I don’t know. I don’t know if he was trying to communicate something, or even if it was him. Even if there was someone to ask if it was him, their opinion wouldn’t mean as much as the fact that we thought it was, anyway.

When you were talking about Willie Nelson music and all the misery that was around him at one time, it struck me because you look so happy on the cover of your new album.
[Laughs] That’s really funny. I was at a party and that was just a snapshot from a great photographer, Samantha Parton. Internally, I was having an awful time. I was also having a great time. There was part of me that was freaking out, so …

Could you imagine being happy, as both an artist and songwriter?
Yeah, totally! I am around a lot of artists that do that well. I feel really blessed to have the kind of circle of friends that I do and I have great examples of the non-tragic artists.

There’s some interview you gave about Kerouac and you called him, I think, “a lame ass alcoholic” and that he ignored his daughter and was irresponsible. It made me think that, to the contrary, you have a lot of artistic influences who have it together.
Yeah, definitely.

Did you have any religious background?
I was raised half Agnostic and half Jehovah’s Witness. I remember having to recite the order of the books of the Bible before I could go out to play.

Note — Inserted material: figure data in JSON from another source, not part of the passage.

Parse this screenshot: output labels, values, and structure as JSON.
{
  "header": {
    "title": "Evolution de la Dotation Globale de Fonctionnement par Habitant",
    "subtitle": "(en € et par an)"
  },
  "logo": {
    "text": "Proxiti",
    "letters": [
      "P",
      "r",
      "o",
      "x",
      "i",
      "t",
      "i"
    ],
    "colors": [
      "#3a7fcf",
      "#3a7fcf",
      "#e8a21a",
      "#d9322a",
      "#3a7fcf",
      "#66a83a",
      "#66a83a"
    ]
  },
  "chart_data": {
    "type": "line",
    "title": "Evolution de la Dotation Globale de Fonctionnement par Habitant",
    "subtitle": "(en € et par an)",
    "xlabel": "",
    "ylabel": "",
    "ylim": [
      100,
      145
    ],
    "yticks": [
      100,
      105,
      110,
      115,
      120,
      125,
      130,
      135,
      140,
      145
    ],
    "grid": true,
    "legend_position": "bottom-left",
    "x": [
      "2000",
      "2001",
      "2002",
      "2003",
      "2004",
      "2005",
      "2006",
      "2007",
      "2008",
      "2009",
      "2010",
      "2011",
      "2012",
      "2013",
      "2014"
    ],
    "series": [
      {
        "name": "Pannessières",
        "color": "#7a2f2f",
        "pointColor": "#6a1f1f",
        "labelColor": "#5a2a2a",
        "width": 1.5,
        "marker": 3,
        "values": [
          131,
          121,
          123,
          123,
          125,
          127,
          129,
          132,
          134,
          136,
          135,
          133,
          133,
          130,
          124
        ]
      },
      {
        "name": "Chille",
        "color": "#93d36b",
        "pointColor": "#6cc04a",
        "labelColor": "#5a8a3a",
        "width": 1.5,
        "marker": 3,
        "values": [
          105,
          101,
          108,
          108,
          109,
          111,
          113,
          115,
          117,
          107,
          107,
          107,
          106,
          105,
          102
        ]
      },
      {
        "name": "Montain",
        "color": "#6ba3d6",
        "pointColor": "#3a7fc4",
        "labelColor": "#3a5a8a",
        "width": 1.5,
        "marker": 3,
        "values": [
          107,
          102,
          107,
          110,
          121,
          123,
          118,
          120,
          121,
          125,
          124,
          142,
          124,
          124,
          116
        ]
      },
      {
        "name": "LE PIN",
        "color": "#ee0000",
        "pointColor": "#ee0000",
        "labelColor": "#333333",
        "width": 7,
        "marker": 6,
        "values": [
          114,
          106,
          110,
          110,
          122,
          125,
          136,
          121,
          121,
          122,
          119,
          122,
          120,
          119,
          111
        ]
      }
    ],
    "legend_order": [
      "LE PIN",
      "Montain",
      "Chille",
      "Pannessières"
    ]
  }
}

That’ll make you love religion:
But legally I am Jewish.

What do you mean, legally?
My mother’s mother’s mother was Jewish.

That’ll do it. Have you ever investigated that side of your family?
I asked my grandmother, Bertha Golding, about it but she didn’t say much. She wasn’t a practicing Jew. In fact, quite the opposite.

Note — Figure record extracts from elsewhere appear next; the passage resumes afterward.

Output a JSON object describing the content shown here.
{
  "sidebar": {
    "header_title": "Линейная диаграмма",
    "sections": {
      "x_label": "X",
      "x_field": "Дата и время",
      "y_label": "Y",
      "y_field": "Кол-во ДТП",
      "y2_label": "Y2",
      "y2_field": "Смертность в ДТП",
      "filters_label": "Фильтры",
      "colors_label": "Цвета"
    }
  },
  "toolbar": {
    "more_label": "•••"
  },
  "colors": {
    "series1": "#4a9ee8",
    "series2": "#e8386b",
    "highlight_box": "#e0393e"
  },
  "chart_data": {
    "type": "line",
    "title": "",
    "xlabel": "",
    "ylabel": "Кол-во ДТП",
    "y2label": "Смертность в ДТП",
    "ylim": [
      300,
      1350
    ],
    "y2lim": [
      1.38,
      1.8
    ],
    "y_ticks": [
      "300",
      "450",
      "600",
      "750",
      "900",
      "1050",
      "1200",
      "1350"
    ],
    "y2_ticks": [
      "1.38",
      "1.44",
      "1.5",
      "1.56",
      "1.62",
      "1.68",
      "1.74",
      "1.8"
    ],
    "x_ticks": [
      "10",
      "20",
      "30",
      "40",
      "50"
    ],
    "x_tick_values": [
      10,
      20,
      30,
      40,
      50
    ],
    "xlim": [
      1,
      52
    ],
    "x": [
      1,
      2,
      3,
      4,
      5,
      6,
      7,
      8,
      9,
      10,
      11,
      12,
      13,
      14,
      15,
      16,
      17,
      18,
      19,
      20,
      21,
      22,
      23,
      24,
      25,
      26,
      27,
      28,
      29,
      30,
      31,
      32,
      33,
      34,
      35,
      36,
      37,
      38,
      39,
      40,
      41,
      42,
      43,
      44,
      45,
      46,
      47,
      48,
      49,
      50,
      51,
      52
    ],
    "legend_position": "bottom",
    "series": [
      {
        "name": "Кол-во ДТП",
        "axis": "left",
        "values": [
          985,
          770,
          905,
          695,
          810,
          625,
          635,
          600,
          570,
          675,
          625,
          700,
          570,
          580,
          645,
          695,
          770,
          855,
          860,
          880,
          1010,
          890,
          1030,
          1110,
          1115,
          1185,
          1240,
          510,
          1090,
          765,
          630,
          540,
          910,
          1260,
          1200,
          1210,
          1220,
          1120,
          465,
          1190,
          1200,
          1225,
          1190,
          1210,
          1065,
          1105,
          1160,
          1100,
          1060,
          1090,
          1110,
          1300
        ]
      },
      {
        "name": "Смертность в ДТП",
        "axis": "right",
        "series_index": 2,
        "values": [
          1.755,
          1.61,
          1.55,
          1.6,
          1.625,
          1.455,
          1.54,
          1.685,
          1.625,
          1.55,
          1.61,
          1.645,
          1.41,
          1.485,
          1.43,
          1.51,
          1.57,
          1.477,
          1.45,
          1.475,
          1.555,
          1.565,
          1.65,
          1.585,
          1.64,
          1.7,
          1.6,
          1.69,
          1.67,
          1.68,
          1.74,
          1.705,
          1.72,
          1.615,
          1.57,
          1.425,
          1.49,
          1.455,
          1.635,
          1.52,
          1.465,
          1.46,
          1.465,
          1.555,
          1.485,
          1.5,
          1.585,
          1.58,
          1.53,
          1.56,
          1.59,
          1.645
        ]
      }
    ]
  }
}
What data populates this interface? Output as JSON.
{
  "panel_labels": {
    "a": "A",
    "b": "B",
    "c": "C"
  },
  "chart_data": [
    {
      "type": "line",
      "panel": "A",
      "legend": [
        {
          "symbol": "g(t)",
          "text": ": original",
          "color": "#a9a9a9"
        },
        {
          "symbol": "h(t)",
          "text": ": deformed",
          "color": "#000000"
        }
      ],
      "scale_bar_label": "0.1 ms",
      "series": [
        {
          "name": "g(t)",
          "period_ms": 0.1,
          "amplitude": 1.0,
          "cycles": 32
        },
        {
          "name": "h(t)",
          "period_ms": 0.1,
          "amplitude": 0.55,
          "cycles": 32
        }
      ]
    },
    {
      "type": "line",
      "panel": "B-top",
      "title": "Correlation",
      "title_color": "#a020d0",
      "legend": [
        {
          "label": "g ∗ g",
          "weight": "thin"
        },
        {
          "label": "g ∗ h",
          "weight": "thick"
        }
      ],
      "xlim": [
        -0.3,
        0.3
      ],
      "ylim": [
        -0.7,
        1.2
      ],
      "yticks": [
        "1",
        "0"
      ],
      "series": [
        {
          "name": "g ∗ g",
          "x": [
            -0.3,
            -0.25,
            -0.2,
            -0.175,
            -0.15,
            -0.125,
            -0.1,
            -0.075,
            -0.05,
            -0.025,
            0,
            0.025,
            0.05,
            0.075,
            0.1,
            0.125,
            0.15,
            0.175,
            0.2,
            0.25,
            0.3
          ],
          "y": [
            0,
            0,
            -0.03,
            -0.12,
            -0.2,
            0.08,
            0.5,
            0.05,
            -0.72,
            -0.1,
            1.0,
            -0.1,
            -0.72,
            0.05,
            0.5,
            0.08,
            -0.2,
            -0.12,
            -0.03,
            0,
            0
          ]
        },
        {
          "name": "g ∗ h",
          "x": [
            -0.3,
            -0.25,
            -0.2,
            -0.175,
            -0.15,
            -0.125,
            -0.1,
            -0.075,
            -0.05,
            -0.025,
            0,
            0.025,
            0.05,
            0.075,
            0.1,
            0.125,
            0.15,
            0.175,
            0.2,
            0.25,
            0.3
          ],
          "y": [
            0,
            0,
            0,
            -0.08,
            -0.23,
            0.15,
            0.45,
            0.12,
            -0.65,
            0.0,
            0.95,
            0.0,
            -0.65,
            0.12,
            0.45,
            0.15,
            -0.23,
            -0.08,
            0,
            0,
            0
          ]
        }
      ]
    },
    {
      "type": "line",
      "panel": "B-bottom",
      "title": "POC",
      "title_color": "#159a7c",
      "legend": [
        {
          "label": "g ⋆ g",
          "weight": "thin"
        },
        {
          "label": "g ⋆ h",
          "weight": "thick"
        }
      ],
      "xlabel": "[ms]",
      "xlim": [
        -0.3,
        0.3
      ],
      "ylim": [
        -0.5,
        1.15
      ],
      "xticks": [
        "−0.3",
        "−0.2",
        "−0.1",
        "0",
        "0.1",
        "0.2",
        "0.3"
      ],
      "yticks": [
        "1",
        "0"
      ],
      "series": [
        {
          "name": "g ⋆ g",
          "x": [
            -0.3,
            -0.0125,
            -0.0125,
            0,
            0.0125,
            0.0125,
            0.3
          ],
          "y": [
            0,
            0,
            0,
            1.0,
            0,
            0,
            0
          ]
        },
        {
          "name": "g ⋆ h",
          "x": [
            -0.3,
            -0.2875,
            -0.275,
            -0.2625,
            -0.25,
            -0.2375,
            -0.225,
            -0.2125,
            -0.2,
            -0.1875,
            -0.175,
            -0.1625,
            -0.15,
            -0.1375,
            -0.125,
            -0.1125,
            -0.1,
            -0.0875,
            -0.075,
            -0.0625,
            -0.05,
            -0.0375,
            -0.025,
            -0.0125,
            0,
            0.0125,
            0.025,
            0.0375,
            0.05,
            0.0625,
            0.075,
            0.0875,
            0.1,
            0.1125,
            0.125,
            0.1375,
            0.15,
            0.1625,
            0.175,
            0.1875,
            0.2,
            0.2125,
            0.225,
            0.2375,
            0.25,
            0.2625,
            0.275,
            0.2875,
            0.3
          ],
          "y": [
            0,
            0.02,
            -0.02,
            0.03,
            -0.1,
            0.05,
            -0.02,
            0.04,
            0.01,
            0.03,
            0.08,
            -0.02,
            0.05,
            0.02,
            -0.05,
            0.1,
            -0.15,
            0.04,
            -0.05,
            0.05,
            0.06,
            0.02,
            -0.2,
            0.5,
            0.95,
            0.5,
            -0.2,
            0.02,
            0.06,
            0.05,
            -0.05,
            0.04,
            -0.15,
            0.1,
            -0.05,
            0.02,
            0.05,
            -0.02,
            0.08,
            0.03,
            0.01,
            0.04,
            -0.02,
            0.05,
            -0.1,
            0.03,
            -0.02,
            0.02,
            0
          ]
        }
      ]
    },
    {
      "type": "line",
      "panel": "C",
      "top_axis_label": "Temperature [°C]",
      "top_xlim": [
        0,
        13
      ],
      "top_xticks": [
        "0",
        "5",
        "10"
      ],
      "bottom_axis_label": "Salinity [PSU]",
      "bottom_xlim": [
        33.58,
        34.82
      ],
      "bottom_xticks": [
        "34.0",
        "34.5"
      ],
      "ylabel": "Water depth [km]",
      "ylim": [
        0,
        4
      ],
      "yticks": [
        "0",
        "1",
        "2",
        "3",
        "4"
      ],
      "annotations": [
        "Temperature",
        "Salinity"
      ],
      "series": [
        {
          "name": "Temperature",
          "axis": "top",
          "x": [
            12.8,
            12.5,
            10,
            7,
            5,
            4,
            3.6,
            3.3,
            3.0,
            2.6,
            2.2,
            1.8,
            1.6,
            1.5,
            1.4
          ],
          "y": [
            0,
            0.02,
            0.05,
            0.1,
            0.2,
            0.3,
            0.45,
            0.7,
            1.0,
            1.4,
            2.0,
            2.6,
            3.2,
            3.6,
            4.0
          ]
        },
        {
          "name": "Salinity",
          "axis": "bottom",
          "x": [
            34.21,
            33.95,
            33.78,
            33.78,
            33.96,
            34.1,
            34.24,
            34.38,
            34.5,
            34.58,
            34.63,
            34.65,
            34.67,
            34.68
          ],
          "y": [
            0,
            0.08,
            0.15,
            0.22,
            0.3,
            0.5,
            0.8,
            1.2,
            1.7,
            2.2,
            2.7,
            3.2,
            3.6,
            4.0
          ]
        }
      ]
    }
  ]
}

Did you ever explore that side of your heritage?
I read about it–some introductory books about Judaism. I’ve always been a voracious reader, but I don’t really even begin to know what having that in me means.

How did Jews get to East Texas?
I really don’t know.  The nearest big city is Shreveport, so maybe from there.

My guess is that Judaism would appeal to your sense of storytelling.
Yeah, maybe.

Are you in touch with who your fans are?
Not really but I know I have them. When people come to my shows they are impressed with the diverse age range of my fans. They really are an interesting looking crowd. People also say they are really quiet.

Which I guess means they are listening.